By Betty Wang, JD on November 21, 2013 | Last updated on March 21, 2019

Do you have the right people skills you need to succeed at your firm? Because sometimes, lawyers are not the most personable. Maybe you're a superstar in the courtroom or when discussing matters that you know like the back of your hand with your client, but remember that how you behave at all times -- especially among the other associates and your staff at your firm -- can go a long way.

People skills are crucial, especially when you essentially work in a service-oriented industry. Not only that, but it can help boost the general flow and contribute to more productivity and just a better atmosphere at work.

So, with that said, here are 5 people skills that may help you succeed at your firm:

  1. A good sense of humor.While humor is of course, subjective, this doesn't mean that you still can't try to diffuse tense situations or lighten the mood with your own brand of it.
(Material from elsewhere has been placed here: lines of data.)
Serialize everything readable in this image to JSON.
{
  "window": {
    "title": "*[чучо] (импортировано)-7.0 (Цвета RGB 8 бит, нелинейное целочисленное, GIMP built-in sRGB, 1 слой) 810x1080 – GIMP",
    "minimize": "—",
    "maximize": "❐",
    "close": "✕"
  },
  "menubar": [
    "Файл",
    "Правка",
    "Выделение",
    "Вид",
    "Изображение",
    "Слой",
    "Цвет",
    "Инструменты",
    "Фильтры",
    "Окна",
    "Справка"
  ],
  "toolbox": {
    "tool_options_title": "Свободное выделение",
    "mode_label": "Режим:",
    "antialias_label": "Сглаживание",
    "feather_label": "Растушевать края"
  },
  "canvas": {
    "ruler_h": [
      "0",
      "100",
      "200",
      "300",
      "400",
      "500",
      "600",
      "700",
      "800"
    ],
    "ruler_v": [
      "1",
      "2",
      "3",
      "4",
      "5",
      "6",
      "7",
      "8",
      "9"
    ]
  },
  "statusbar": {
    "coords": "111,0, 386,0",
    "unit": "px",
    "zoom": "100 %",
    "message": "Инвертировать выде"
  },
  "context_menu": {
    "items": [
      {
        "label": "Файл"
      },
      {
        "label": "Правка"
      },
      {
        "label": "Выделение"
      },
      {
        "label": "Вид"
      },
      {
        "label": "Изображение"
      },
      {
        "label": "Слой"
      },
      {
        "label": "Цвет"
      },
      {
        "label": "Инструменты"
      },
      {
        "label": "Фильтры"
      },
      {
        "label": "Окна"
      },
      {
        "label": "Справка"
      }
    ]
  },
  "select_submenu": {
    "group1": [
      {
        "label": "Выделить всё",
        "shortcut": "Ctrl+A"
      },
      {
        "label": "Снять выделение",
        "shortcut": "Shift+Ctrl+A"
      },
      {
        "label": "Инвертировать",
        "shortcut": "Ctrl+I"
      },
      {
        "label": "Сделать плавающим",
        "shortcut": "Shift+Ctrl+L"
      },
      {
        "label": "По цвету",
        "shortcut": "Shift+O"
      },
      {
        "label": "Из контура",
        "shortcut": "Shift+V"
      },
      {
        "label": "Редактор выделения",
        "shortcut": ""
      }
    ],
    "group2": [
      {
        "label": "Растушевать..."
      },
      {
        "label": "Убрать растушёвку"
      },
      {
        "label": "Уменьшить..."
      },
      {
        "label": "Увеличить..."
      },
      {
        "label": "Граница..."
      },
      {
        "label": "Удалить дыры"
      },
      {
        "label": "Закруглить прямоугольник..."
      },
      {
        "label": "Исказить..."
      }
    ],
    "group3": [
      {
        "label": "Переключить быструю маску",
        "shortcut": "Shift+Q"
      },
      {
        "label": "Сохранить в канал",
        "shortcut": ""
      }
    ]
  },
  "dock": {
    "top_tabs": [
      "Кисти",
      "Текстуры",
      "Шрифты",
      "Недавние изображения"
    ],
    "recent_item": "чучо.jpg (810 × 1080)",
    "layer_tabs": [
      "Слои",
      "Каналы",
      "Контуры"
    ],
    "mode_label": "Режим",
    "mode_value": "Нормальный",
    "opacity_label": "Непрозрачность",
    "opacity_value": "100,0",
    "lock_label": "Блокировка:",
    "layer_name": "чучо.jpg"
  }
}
A law firm is a stressful environment to work in, as it is. You don't want to exacerbate that by having the most serious, humor-less attitude, ever.
  2. Patience with others. Being an attorney is, as mentioned, stressful. But, remember also that you're not the only one. When dealing with your paralegal or the new associate, keep in mind that he or she is just as stressed and under the same pressure to perform well and that a little bit of patience and level-headedness won't be forgotten.
  3. Active listening skills. Being a good listener is key. Remember that you should always actively listen, and not just acknowledge what you hear, but really take it in. This can lead to better communications in general, better work results, and a newfound respect for you and among everyone else at your firm.
  4. The ability to show empathy. While it may seem as though being an attorney sometimes requires you to be anything but empathetic, this couldn't be further from the truth, especially when it comes to surviving at your firm. The ability to place yourself in the shoes of others can help make you more open-minded, more aware, and, well, human.
  5. Being flexible and open. Especially with the holidays coming up and the inevitable change in schedules and workload that this may being, being flexible and open is key to surviving that. Again, open-mindedness can go a long way.

This list can go on for a while. What's key to remember is that at the end of the day, you are working with other people and that the common thread to succeed on any level requires a little (or a lot) of humanity.